La plainte concernait le refus de la Commission européenne de suspendre une enquête antidumping sur les importations de produits en aluminium chinois ou, à titre subsidiaire, de donner à un importateur italien plus de temps pour répondre aux demandes de renseignements qui lui avaient été adressées par la Commission.

La Médiatrice a noté que la Commission avait déjà prolongé les délais pour tenir compte des défis posés par la crise de la COVID-19. La prolongation des délais pourrait avoir compromis la capacité de la Commission à remplir ses obligations d’achever l’enquête antidumping dans les délais légaux qui lui sont contraignants. Par conséquent, la Médiatrice a estimé que la Commission avait agi raisonnablement et elle a clôturé l’affaire en concluant à l’absence de mauvaise administration.

Antécédents de la plainte

1. Le plaignant est un importateur italien de produits en aluminium chinois.

2.  En février 2020, la Commission a ouvert une enquête antidumping[1] concernant les importations d’«extrusions» d’aluminium[2] en provenance de Chine. L'enquête était en cours lorsque le plaignant a contacté le Médiateur.

3. Le 26 février 2020, la Commission a demandé au plaignant de remplir, au plus tard le 27 mars 2020, un questionnaire envoyé à certains importateurs de l’Union.

4. Le 16 mars 2020, la Commission a publié un avis sur les conséquences de la pandémie de COVID-19 sur les enquêtes antidumping[3] (ci-après l’«avis COVID-19»). L’avis COVID-19 permet à la Commission de prolonger les délais de réponse aux questionnaires et autres demandes de renseignements, à condition que ces prolongations ne compromettent pas la conclusion en temps utile des enquêtes antidumping.

5. Le 17 mars 2020, le plaignant a demandé à la Commission de suspendre l’enquête antidumping en raison de la crise de la COVID-19. Si cela n'était pas possible, le plaignant a demandé à la Commission, à titre subsidiaire, de prolonger les délais de transmission des informations à la Commission. Le plaignant a également demandé que son audition soit reportée.

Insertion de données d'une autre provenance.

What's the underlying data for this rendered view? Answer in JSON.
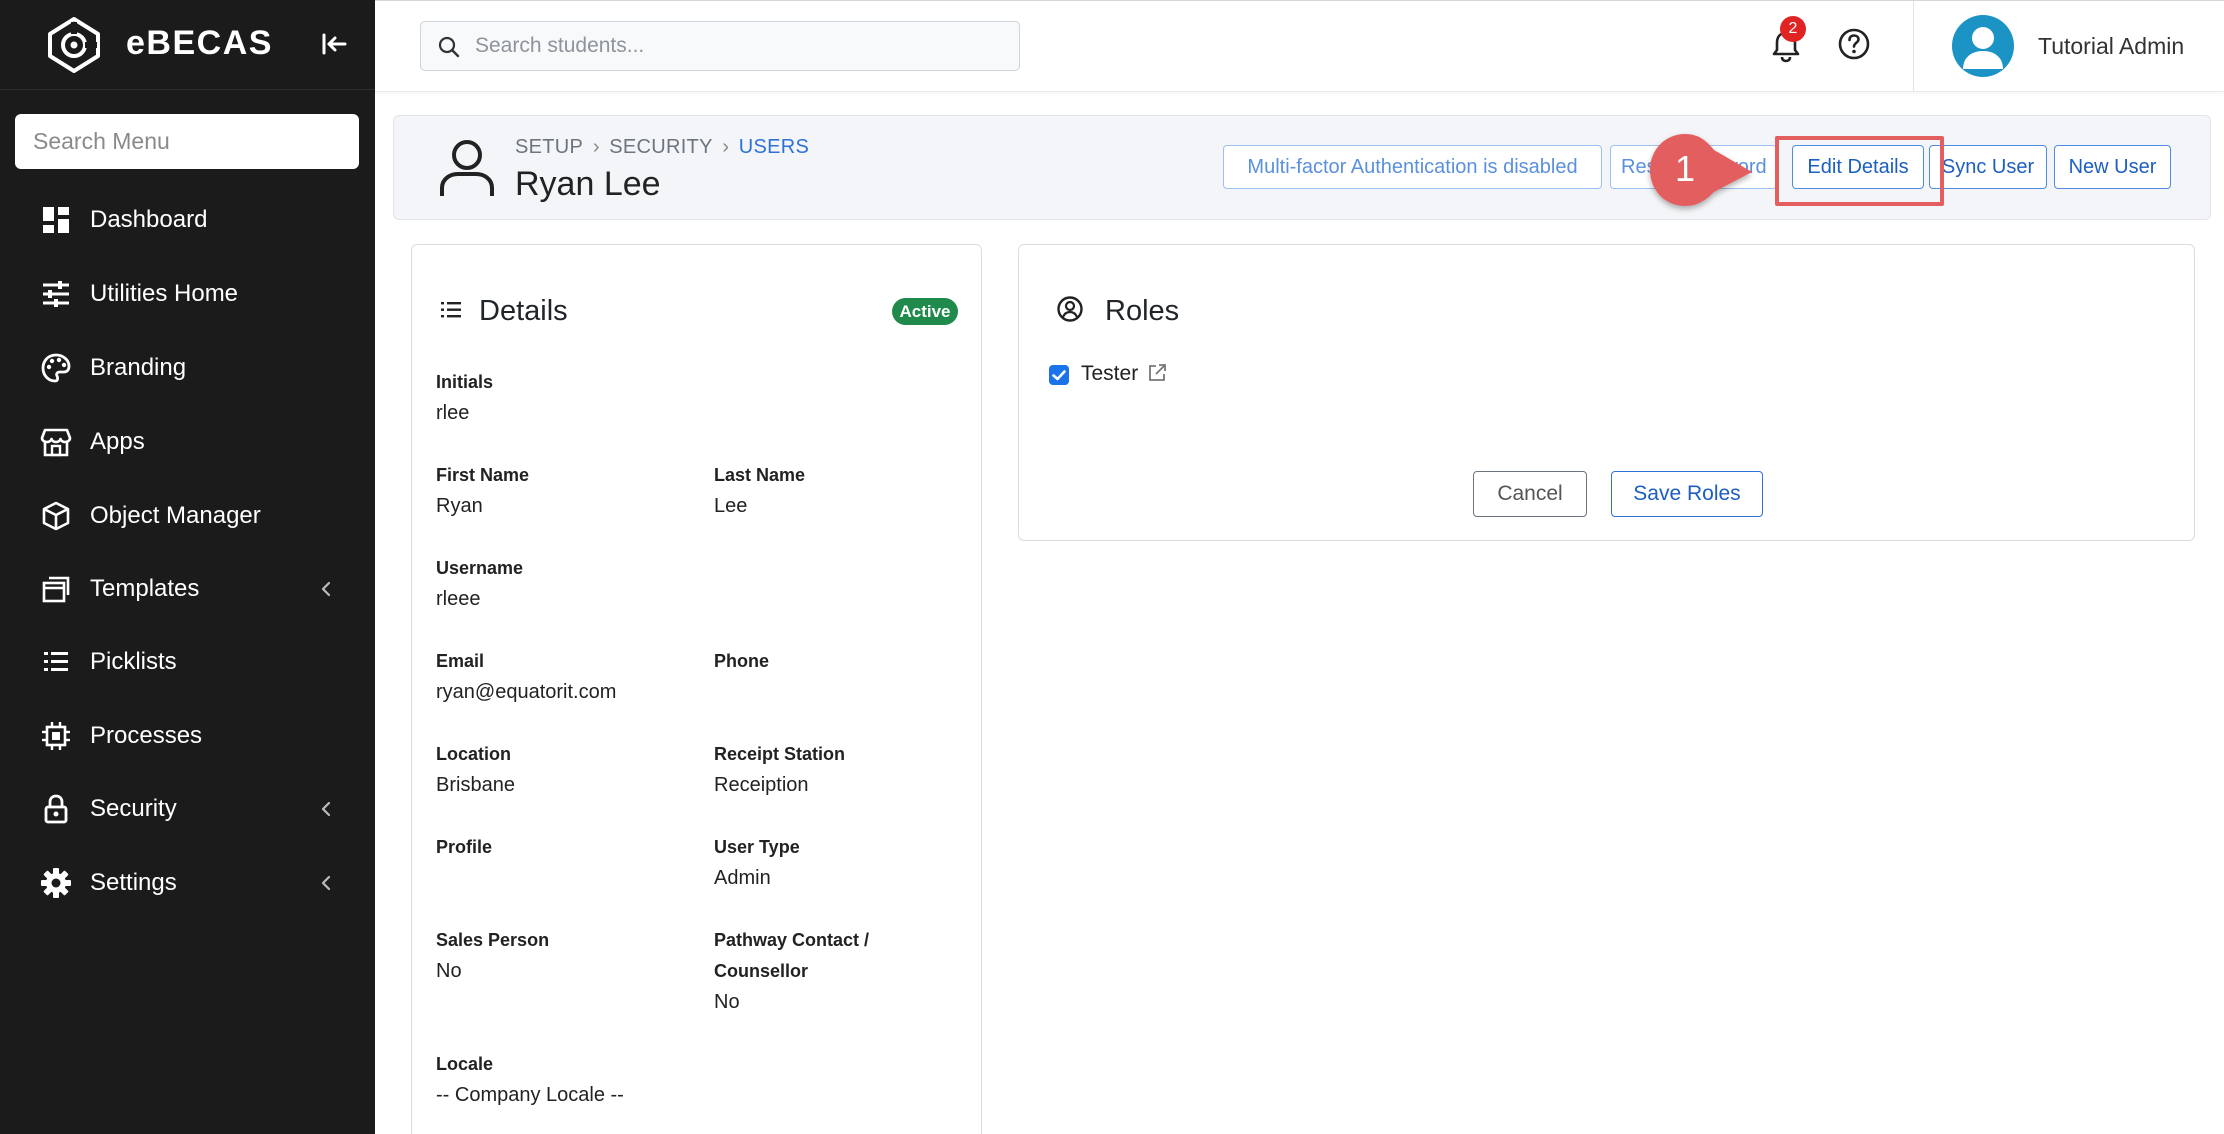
{
  "brand": {
    "name": "eBECAS"
  },
  "sidebar": {
    "search_placeholder": "Search Menu",
    "items": [
      {
        "label": "Dashboard",
        "icon": "dashboard-icon"
      },
      {
        "label": "Utilities Home",
        "icon": "sliders-icon"
      },
      {
        "label": "Branding",
        "icon": "palette-icon"
      },
      {
        "label": "Apps",
        "icon": "store-icon"
      },
      {
        "label": "Object Manager",
        "icon": "cube-icon"
      },
      {
        "label": "Templates",
        "icon": "window-stack-icon",
        "has_children": true
      },
      {
        "label": "Picklists",
        "icon": "list-icon"
      },
      {
        "label": "Processes",
        "icon": "chip-icon"
      },
      {
        "label": "Security",
        "icon": "lock-icon",
        "has_children": true
      },
      {
        "label": "Settings",
        "icon": "gear-icon",
        "has_children": true
      }
    ]
  },
  "topbar": {
    "search_placeholder": "Search students...",
    "notification_count": "2",
    "user_name": "Tutorial Admin"
  },
  "header": {
    "breadcrumb": [
      "SETUP",
      "SECURITY",
      "USERS"
    ],
    "title": "Ryan Lee",
    "buttons": {
      "mfa": "Multi-factor Authentication is disabled",
      "reset_password": "Reset Password",
      "edit_details": "Edit Details",
      "sync_user": "Sync User",
      "new_user": "New User"
    }
  },
  "annotation": {
    "step": "1",
    "color": "#e35e5e"
  },
  "details": {
    "title": "Details",
    "status": "Active",
    "fields": {
      "initials": {
        "label": "Initials",
        "value": "rlee"
      },
      "first_name": {
        "label": "First Name",
        "value": "Ryan"
      },
      "last_name": {
        "label": "Last Name",
        "value": "Lee"
      },
      "username": {
        "label": "Username",
        "value": "rleee"
      },
      "email": {
        "label": "Email",
        "value": "ryan@equatorit.com"
      },
      "phone": {
        "label": "Phone",
        "value": ""
      },
      "location": {
        "label": "Location",
        "value": "Brisbane"
      },
      "receipt_station": {
        "label": "Receipt Station",
        "value": "Receiption"
      },
      "profile": {
        "label": "Profile",
        "value": ""
      },
      "user_type": {
        "label": "User Type",
        "value": "Admin"
      },
      "sales_person": {
        "label": "Sales Person",
        "value": "No"
      },
      "pathway_contact": {
        "label_line1": "Pathway Contact /",
        "label_line2": "Counsellor",
        "value": "No"
      },
      "locale": {
        "label": "Locale",
        "value": "-- Company Locale --"
      }
    }
  },
  "roles": {
    "title": "Roles",
    "items": [
      {
        "label": "Tester",
        "checked": true
      }
    ],
    "cancel_label": "Cancel",
    "save_label": "Save Roles"
  },
  "colors": {
    "sidebar_bg": "#1b1b1b",
    "accent_blue": "#2f72d6",
    "active_green": "#1f8a4c",
    "badge_red": "#e02424",
    "avatar_blue": "#1b93c4"
  }
}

6. Le 23 mars 2020, le plaignant a informé la Commission que le gouvernement italien et l’administration régionale de Lombardie (où se trouve la société) avaient imposé des garanties de santé publique qui avaient affecté la capacité de la société à réagir et à défendre ses intérêts dans le cadre de l’enquête antidumping[4].

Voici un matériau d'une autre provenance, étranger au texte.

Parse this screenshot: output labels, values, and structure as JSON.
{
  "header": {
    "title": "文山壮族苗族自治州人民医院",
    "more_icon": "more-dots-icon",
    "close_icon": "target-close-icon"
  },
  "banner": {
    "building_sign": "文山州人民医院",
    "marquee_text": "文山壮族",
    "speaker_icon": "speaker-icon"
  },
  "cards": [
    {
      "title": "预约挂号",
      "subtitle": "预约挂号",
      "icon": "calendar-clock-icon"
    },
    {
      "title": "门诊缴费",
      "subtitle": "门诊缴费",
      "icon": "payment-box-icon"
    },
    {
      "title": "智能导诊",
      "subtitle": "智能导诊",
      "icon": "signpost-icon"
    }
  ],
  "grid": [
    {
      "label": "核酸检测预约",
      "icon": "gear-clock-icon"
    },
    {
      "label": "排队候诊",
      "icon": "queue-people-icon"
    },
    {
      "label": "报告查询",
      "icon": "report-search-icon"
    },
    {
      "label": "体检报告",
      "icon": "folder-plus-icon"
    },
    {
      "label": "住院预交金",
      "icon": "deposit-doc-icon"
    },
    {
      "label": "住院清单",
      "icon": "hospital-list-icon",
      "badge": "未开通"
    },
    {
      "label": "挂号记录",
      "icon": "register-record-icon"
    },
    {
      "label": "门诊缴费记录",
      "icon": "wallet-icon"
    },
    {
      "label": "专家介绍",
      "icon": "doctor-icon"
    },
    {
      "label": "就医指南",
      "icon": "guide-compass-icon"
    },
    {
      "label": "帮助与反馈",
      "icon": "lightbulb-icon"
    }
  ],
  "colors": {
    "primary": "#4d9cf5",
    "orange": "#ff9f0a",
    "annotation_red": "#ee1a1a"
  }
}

7. Le 25 mars 2020, la Commission a répondu au plaignant en indiquant que la loi applicable, le «règlement antidumping de base»[5], ne lui permettait pas de suspendre les enquêtes. Toutefois, compte tenu des circonstances exceptionnelles et conformément à la communication sur la COVID-19, la Commission a accordé au plaignant une prolongation, jusqu’au 13 avril, pour répondre au questionnaire. Elle a également noté que le plaignant avait déjà présenté, le 24 février 2020, des observations sur la question de la «définition du produit». Sur ce point également, la Commission a donné au plaignant, à titre exceptionnel, jusqu’au 14 avril 2020 pour présenter de nouvelles observations. La Commission a également indiqué qu’elle reporterait l’audition et que la vidéoconférence pourrait être utilisée pour participer à l’audition (en fonction de l’évolution de la situation liée à la COVID-19). Enfin, elle a informé le plaignant qu’elle ne pouvait pas accorder une prolongation d’un délai spécifique, à savoir le délai pour présenter des observations sur la détermination de la «valeur normale» des produits faisant l’objet de l’enquête.

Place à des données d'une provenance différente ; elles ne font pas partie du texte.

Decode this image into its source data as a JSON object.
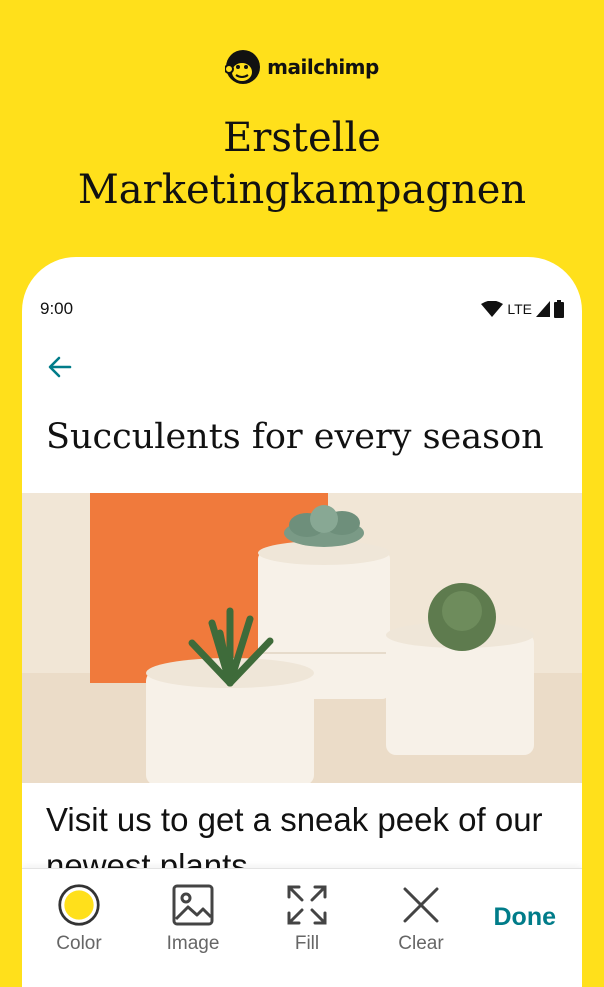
{
  "brand": {
    "logo_text": "mailchimp",
    "logo_icon": "freddie-chimp-icon"
  },
  "headline": {
    "line1": "Erstelle",
    "line2": "Marketingkampagnen"
  },
  "status_bar": {
    "time": "9:00",
    "network": "LTE"
  },
  "screen": {
    "title": "Succulents for every season",
    "body": "Visit us to get a sneak peek of our newest plants"
  },
  "toolbar": {
    "items": [
      {
        "label": "Color",
        "icon": "color-circle-icon"
      },
      {
        "label": "Image",
        "icon": "image-icon"
      },
      {
        "label": "Fill",
        "icon": "fill-expand-icon"
      },
      {
        "label": "Clear",
        "icon": "clear-x-icon"
      }
    ],
    "done_label": "Done"
  },
  "colors": {
    "background": "#FFE01B",
    "accent": "#007C89",
    "swatch": "#FFE01B"
  }
}
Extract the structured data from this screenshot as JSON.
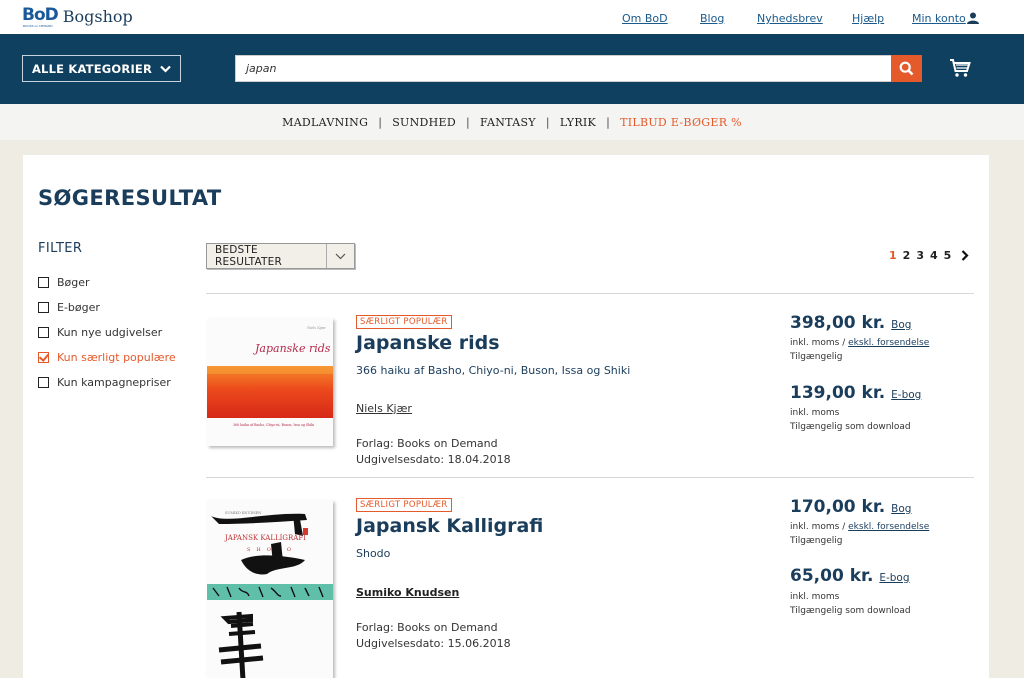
{
  "brand": {
    "logo": "BoD",
    "logo_sub": "BOOKS on DEMAND",
    "name": "Bogshop"
  },
  "toplinks": [
    "Om BoD",
    "Blog",
    "Nyhedsbrev",
    "Hjælp",
    "Min konto"
  ],
  "header": {
    "categories_label": "ALLE KATEGORIER",
    "search_value": "japan"
  },
  "catnav": [
    "MADLAVNING",
    "SUNDHED",
    "FANTASY",
    "LYRIK",
    "TILBUD E-BØGER %"
  ],
  "page": {
    "title": "SØGERESULTAT"
  },
  "filter": {
    "title": "FILTER",
    "items": [
      {
        "label": "Bøger",
        "checked": false
      },
      {
        "label": "E-bøger",
        "checked": false
      },
      {
        "label": "Kun nye udgivelser",
        "checked": false
      },
      {
        "label": "Kun særligt populære",
        "checked": true
      },
      {
        "label": "Kun kampagnepriser",
        "checked": false
      }
    ]
  },
  "sort": {
    "selected": "BEDSTE RESULTATER"
  },
  "pager": {
    "pages": [
      "1",
      "2",
      "3",
      "4",
      "5"
    ],
    "active": "1"
  },
  "results": [
    {
      "badge": "SÆRLIGT POPULÆR",
      "title": "Japanske rids",
      "subtitle": "366 haiku af Basho, Chiyo-ni, Buson, Issa og Shiki",
      "author": "Niels Kjær",
      "publisher": "Forlag: Books on Demand",
      "date": "Udgivelsesdato: 18.04.2018",
      "cover": {
        "title": "Japanske rids",
        "author": "Niels Kjær",
        "sub": "366 haiku af Basho, Chiyo-ni, Buson, Issa og Shiki"
      },
      "prices": [
        {
          "amount": "398,00 kr.",
          "type": "Bog",
          "note1": "inkl. moms / ",
          "note1_link": "ekskl. forsendelse",
          "note2": "Tilgængelig"
        },
        {
          "amount": "139,00 kr.",
          "type": "E-bog",
          "note1": "inkl. moms",
          "note1_link": "",
          "note2": "Tilgængelig som download"
        }
      ]
    },
    {
      "badge": "SÆRLIGT POPULÆR",
      "title": "Japansk Kalligrafi",
      "subtitle": "Shodo",
      "author": "Sumiko Knudsen",
      "publisher": "Forlag: Books on Demand",
      "date": "Udgivelsesdato: 15.06.2018",
      "cover": {
        "author": "SUMIKO KNUDSEN",
        "title": "JAPANSK KALLIGRAFI",
        "sub": "SHODO"
      },
      "prices": [
        {
          "amount": "170,00 kr.",
          "type": "Bog",
          "note1": "inkl. moms / ",
          "note1_link": "ekskl. forsendelse",
          "note2": "Tilgængelig"
        },
        {
          "amount": "65,00 kr.",
          "type": "E-bog",
          "note1": "inkl. moms",
          "note1_link": "",
          "note2": "Tilgængelig som download"
        }
      ]
    }
  ],
  "colors": {
    "navy": "#10405f",
    "accent": "#e45a2b",
    "title": "#1b3d5c",
    "bg": "#eeece3"
  },
  "icons": [
    "user-icon",
    "chevron-down-icon",
    "search-icon",
    "cart-icon",
    "chevron-right-icon",
    "checkbox-icon"
  ]
}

8. Les 27 mars et 6 avril 2020, le plaignant a réitéré sa demande de suspendre l’enquête antidumping et, si cela n’était pas possible, de prolonger encore les délais pour toutes les parties intéressées.

9. Le 8 avril 2020, la Commission a répondu au plaignant, confirmant que le règlement antidumping de base ne permettait pas de suspendre les enquêtes. Compte tenu des contraintes juridiques, la Commission a également déclaré qu’elle ne pouvait accorder au plaignant aucune prolongation supplémentaire pour répondre au questionnaire (au-delà des délais prolongés déjà accordés).

10. Le 24 avril 2020, le plaignant a transmis à la Commission un aperçu des effets économiques de la pandémie de COVID-19 en Italie.

11. Le 13 mai 2020, le plaignant a demandé au conseiller-auditeur «Commerce»[6] d’intervenir.

12. Le conseiller-auditeur répond que les questions soulevées ne relèvent pas de son mandat. En particulier, il a déclaré qu’il n’avait pas pour mandat de suspendre une enquête antidumping en cours ou d’apporter des modifications à l’avis COVID-19.

13. Le 27 mai 2020, le plaignant s’est adressé au Médiateur.

L'enquête

14. La Médiatrice a ouvert une enquête sur les préoccupations du plaignant selon lesquelles la Commission avait refusé de suspendre l’enquête antidumping et de prolonger les délais.

15. Le 17 juillet 2020, la Médiatrice a partagé son avis préliminaire sur l’affaire avec la plaignante. La Médiatrice a reçu les observations de la plaignante sur son avis préliminaire le 14 septembre 2020.

Le point de vue préliminaire du Médiateur

16. La Médiatrice est consciente des difficultés rencontrées par les personnes et les entreprises touchées par la pandémie de COVID-19. Elle estime que les pouvoirs publics devraient, lorsque cela est juridiquement et pratiquement possible, prendre toutes les mesures raisonnables pour aider les personnes et les entreprises en ces temps exceptionnellement difficiles.

17. La Médiatrice est également consciente du fait que l’objectif des enquêtes antidumping est de vérifier si des produits font l’objet d’un dumping illégal sur le marché de l’UE et causent un préjudice à l’industrie de l’UE (et, par extension, aux emplois et aux moyens de subsistance dans l’UE). Il est important, d’autant plus en ces temps difficiles, que la Commission mène ces enquêtes avec diligence et en temps utile.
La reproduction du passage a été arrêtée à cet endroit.